Physicists on the prairie, however, tend to do their best work indoors, with plenty of heat, water and electrical outlets. It all starts with a building, and buildings are just the start of the responsibilities for Fermilab's Facilities Engineering Services Section.

If the infrastructure--the pipes, the plumbing, the power cables, the heating and cooling, the roads and buildings, the intricate pond network--on the frontier of high-energy physics functions smoothly in Run II, it will mean FESS has done its job; if there's a glitch anywhere, FESS will be on the job. Immediately, if not sooner.

"If a call goes out because of a problem at 2 a.m., our people are right there. No questions asked," says David Nevin, head of the nearly 150 engineers, architects, technicians, carpenters, janitors and support people staffing FESS.

FESS sees its mission as no less than the safeguarding of Fermilab science.

Comm Ed installed this 1,400 ton chiller in the central utility building to save energy "It is absolutely critical that the experiments remain `up,' that they're able to collect good information and capture good interactions," Nevin says. "Any time an experiment cannot perform that task, billions of pieces of valuable information are being lost. That's it--they're gone.

"Our job, as far as any function of infrastructure, is to ensure that losses of information are at an absolute minimum. We know we can't achieve zero losses, but our mission is to drive that number as close to zero as possible."

While the detectors and the accelerator complex have been virtually reinvented for Run II, much of the laboratory's infrastructure has served for three decades and is reaching its design limit.
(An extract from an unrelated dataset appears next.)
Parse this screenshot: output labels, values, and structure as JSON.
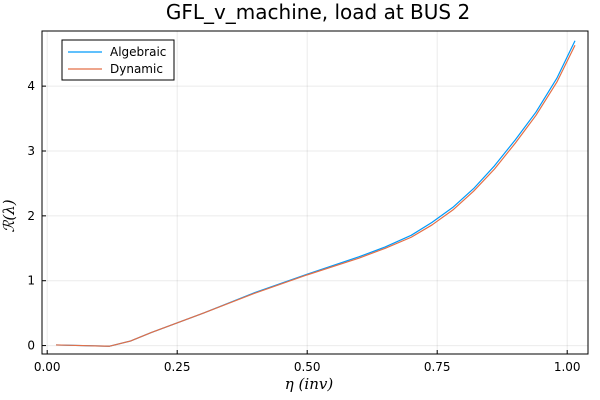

At that stage, anything can happen, and often does. Some of the major FESS projects to make aging infrastructure serve frontier physics:

  • Wilson Hall Safety Improvements Project: This three-year, $18-million revamping of the lab's signature building was occasioned in part by a chunk of loose concrete that broke one of the cafeteria windows in 1993. Under Elaine McCluskey's direction, the effort has replaced improperly-installed joints in the crossovers that tie Wilson Hall's towers together; installed new skylights, and new safety glass in the north and south faces; installed new plumbing. The final phase, reworking the building's front entrance, will be completed this summer.

  • Utilities Incentive Program: A Federal program allows commercial utilities--in this case, ComEd and NICOR--to provide the lab with new facilities and receive payment through resulting savings in energy costs. The first UIP project, in 1999, provided a new chiller for the Central Utility Building. ComEd invested $3.5 million, and the lab's current annual saving in energy cost is $900,000. By the end of FY04, Fermilab will be finished repaying ComEd out of those annual savings. In FY00 and FY01, UIP contracts totaling $52 million will save about $6.5 million in annual energy costs.
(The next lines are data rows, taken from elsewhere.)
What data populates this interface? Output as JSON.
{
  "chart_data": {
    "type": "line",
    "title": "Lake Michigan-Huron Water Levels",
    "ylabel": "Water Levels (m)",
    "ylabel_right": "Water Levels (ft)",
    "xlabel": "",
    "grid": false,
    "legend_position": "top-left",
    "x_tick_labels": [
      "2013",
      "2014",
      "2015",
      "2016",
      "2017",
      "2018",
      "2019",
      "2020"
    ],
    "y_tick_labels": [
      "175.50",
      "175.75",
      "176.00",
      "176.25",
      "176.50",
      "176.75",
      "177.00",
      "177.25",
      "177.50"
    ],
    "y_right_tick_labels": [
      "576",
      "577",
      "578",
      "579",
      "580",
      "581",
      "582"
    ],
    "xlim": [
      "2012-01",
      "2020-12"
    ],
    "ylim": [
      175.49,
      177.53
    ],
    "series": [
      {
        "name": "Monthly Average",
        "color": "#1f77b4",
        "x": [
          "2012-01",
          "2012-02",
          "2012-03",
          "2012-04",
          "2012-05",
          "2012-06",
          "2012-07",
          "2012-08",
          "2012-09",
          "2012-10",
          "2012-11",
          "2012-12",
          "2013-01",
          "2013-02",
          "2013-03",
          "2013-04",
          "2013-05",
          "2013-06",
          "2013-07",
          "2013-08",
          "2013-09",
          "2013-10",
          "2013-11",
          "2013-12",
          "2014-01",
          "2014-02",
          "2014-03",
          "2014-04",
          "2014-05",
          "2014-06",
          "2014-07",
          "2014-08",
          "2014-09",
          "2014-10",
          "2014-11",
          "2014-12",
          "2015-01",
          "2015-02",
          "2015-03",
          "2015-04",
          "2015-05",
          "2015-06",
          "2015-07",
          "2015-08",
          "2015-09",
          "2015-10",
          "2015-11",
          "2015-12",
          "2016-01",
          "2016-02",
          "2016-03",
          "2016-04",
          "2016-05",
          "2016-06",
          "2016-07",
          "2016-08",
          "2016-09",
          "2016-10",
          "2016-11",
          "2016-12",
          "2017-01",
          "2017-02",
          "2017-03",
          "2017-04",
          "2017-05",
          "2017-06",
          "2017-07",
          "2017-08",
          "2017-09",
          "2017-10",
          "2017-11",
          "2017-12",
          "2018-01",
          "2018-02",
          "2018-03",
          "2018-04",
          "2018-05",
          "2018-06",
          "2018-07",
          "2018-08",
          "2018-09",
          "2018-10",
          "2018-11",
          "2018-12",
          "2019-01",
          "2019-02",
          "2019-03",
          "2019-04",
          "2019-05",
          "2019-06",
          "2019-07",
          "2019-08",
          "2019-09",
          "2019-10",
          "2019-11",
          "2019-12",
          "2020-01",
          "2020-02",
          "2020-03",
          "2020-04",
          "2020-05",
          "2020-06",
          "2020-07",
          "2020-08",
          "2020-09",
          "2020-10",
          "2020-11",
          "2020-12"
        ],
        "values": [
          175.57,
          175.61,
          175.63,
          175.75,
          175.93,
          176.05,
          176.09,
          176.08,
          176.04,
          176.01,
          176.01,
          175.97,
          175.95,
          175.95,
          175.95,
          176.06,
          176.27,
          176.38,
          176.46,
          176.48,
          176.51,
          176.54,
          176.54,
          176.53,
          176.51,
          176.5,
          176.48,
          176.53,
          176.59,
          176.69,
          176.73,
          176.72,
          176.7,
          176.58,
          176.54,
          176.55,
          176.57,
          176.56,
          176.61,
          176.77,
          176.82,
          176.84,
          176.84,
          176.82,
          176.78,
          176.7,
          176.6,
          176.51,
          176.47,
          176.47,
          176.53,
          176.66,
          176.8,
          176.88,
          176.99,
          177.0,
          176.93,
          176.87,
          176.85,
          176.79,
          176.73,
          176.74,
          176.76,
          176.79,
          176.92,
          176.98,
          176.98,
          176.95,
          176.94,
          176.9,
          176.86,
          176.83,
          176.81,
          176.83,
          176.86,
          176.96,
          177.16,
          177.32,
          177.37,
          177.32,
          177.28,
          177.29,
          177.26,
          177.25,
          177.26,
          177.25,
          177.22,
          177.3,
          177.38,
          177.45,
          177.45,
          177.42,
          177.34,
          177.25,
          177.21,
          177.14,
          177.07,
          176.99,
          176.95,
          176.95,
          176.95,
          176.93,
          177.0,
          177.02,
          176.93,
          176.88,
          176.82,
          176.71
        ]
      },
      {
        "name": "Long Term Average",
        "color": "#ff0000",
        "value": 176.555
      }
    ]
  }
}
  • New feeder cables: Fermilab has 15 miles of power cable above ground--and another 100 miles of power cable below ground, taking in 345,000 watts of electricity from ComEd and feeding it around the site. Nevin has a chart on his wall noting feeder cable failures with red dots; he says "it started to look like a bad case of measles." In 2000, there were 23 feeder cable failures--and the lab still hadn't begun a full-out experimental run. With UIP help, FESS has begun replacing old cables to instill a new level of reliability instead of just trying to keep up with failures. The result: just two feeder cable failures in 2001 by mid-April with Run II underway.

  • New power substation: Part of the Main Injector Project completed in 1999, the new substation allows splitting the load between two main feeders from ComEd. The flexibility adds significant reliability; a failure in a main feeder now affects only the facilities fed by that substation, and power can be "backfed" from the other substation.

    FESS does much of its work behind the scenes. Some equipment had to be serviced before Run II could start, because it wouldn't be accessible once the accelerators were running. The run couldn't begin without all power and water utilities fully operating. The ponds, circulating the cooling water for magnets and electronic components around the lab, must be maintained at the proper levels, temperatures and evaporation rates.

    FESS makes it all work. Turn on the lights, set the thermostat, and have some fresh coffee. Physics on the prairie feels just like home.